On the surface two very different works with two very different audiences they are united by a shared intent. While Unmythable may be squarely aimed at a young, energetic audience with a hilarious chaotic energy and An Iliad’s pensive playing may have been aimed at an older, literary one, they both exist for quite a simple purpose. To take the myths of gods and heroes that are now taught as Classics, and tell them to a modern audience in as clear and direct a way possible. They have different reasons for doing this.

Unmythable simply wants to entertain (and maybe educate a little) in the best mode of children’s theatre. An Iliad very clearly wants its audience to draw a line between the unending violence contained in the titular tale and that still going on in the world today. A tour de force moment where the lone performer Denis O’Hare breaks down into simply listing every conflict between the Trojan War and today makes that more than clear.

The driving energy of the show that made it so magnetic also made it very hard to hold on to anything.

Both intents are noble and both are more than achieved, both being truly stand-out works of the festival. But one makes a much easier path to their goal than the other and it’s not in the what but in the how that said path got knotty. And here, I guess, is where I have to admit that, while I had problem following the many mythical ins and outs of Unmythable, I didn’t know what was going on for most of An Iliad. Which was a real problem for me.

I don’t know the Classics. When it comes to choosing Homers, I will always go for Simpson. I know the stories, roughly. I mean, I’ve seen some Xena. What I don’t know is names or details. When we’re introduced to Jason at the top of Unmythable and asked, as the audience, to stand in for his Argonauts, I know those names but, unlike most of the audience, I don’t know what adventure we’re about to go on.

And what an adventure it is! Filled with many side-steps into other myths, Unmythable is a great big fun show. It's the kind of thing that I'd call a Romp if that word didn't make me cringe. It even managed to have comic songs in it that didn’t make me want to raze the theatre. But most importantly, I was never once confused or lost in regards to the story. I always knew where we were, I always knew who was who, and I always knew what was going on. And so the show landed with me.

Which is not to say that An Iliad didn’t land with me. Not at all. The sheer force and skill of O’Hare’s performance – we may not see a performance at this level in this city again for years – is breath-taking and dazzling. By effort and acting alone he brought the show around for me even when I spent so much of it without a clue as to what was happening. Names would fly out into the world and then someone would be speaking and then something would happen and then we’d be somewhere else and I’d be thinking ‘wait, who’? ‘What’? ‘When’? ‘We’re where’?

The driving energy of the show that made it so magnetic also made it very hard to hold on to anything. Which is fine if you know the story. And yes, most people do. But I don’t. And I shouldn’t have to. The first job of any adaptation of any text is that it should stand alone from its original.

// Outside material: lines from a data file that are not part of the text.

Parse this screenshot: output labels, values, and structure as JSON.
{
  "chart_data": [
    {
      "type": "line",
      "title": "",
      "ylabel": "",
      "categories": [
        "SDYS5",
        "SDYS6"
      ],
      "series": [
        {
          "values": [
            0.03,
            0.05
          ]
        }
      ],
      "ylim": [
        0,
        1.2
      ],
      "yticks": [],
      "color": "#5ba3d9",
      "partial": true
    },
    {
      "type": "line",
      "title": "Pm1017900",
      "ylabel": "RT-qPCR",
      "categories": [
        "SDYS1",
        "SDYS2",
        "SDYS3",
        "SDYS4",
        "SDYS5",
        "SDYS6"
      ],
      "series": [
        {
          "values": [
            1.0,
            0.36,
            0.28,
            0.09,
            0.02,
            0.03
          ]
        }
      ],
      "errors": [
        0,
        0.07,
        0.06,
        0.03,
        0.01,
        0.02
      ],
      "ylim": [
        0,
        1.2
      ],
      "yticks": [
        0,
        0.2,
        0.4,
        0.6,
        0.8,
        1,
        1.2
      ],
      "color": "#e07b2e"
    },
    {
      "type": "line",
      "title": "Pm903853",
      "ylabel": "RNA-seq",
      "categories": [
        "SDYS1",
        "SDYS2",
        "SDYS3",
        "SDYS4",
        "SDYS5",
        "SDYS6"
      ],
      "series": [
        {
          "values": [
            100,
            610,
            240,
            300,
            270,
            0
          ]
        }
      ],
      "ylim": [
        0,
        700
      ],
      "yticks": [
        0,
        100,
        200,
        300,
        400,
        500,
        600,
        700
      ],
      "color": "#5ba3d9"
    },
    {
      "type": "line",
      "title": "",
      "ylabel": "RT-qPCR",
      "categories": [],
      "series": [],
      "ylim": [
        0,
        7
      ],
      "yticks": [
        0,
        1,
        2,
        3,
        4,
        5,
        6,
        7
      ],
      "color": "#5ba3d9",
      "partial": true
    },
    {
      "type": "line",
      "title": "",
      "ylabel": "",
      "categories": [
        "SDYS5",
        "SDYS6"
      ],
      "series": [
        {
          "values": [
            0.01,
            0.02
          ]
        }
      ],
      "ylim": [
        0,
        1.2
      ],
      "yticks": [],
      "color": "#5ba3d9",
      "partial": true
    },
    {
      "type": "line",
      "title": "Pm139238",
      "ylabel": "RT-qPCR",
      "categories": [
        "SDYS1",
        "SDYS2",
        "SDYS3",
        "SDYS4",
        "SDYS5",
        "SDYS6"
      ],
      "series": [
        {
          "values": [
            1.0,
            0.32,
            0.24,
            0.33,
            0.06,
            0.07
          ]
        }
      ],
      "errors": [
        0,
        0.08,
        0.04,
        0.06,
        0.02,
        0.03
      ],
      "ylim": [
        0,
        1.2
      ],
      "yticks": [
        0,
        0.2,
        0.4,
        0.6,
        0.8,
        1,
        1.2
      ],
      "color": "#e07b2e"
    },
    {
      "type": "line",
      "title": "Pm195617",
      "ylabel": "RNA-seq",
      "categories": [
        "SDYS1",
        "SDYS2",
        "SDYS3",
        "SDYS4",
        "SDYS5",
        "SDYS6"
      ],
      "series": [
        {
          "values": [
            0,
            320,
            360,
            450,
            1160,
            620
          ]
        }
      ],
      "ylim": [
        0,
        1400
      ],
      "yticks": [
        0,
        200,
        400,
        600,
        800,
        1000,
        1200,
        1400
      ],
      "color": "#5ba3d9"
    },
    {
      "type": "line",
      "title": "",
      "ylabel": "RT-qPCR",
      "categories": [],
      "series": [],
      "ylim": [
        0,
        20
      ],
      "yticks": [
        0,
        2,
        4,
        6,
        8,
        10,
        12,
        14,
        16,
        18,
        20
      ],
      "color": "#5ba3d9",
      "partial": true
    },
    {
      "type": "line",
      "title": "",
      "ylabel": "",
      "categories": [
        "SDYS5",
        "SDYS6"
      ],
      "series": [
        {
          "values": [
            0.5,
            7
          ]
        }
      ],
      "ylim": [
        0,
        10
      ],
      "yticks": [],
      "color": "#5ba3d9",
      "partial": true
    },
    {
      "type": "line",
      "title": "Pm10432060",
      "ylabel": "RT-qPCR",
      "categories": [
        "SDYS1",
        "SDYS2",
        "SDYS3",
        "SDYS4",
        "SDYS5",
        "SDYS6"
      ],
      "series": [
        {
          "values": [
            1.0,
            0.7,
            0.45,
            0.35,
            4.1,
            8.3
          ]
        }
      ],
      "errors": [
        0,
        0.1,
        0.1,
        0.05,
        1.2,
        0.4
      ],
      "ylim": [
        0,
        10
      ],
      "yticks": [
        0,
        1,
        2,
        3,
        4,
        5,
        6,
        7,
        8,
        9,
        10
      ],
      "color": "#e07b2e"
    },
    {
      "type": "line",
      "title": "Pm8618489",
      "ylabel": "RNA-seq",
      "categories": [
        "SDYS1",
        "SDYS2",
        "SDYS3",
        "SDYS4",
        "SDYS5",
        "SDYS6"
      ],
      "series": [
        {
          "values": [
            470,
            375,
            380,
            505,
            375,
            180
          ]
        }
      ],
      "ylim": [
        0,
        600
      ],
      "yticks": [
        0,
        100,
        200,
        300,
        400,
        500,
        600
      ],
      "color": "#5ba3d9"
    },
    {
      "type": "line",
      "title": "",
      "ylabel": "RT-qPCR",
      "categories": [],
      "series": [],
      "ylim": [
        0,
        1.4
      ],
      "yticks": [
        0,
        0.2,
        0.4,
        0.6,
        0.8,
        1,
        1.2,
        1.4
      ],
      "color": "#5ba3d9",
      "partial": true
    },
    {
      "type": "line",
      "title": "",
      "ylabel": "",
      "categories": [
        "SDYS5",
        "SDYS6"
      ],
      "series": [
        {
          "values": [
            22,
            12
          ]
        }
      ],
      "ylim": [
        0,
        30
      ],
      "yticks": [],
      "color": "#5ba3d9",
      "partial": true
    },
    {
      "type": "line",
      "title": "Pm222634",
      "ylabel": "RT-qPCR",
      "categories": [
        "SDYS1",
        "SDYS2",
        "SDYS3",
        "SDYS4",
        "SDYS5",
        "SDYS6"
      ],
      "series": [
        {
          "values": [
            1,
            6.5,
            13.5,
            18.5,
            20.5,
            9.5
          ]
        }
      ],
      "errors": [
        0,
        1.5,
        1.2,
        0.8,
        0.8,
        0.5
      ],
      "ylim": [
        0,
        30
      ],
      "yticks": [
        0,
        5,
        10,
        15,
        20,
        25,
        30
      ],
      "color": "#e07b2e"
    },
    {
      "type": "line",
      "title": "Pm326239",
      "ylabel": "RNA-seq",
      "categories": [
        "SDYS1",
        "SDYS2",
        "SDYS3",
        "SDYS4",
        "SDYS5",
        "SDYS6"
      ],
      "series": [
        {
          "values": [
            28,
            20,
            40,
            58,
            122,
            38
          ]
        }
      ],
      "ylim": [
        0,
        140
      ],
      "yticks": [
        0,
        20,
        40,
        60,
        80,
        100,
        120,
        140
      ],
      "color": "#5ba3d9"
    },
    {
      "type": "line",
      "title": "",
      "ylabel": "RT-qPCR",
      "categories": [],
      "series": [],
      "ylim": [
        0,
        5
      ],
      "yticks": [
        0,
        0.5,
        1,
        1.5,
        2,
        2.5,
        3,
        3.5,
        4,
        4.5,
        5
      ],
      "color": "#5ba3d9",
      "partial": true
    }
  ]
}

Now, I should be clear, everything else about An Iliad was exceptional. Total lack of understanding aside I still treasure my experience watching it. But Unmythable managed in less time, with more story to express, to get it all across. Both shows operated in incredibly conversational mode. One just pulls it off more than the other. Iliad got so caught in its beautiful energy, in its amazing idea that it lost sight of its key piece of working. While this only ham-strung it the smallest amount, the rest of the machine of the show closed around that problem, it still took the shine off it a little for me, while Unmythable remains total in my mind. Absolute. Wonderful.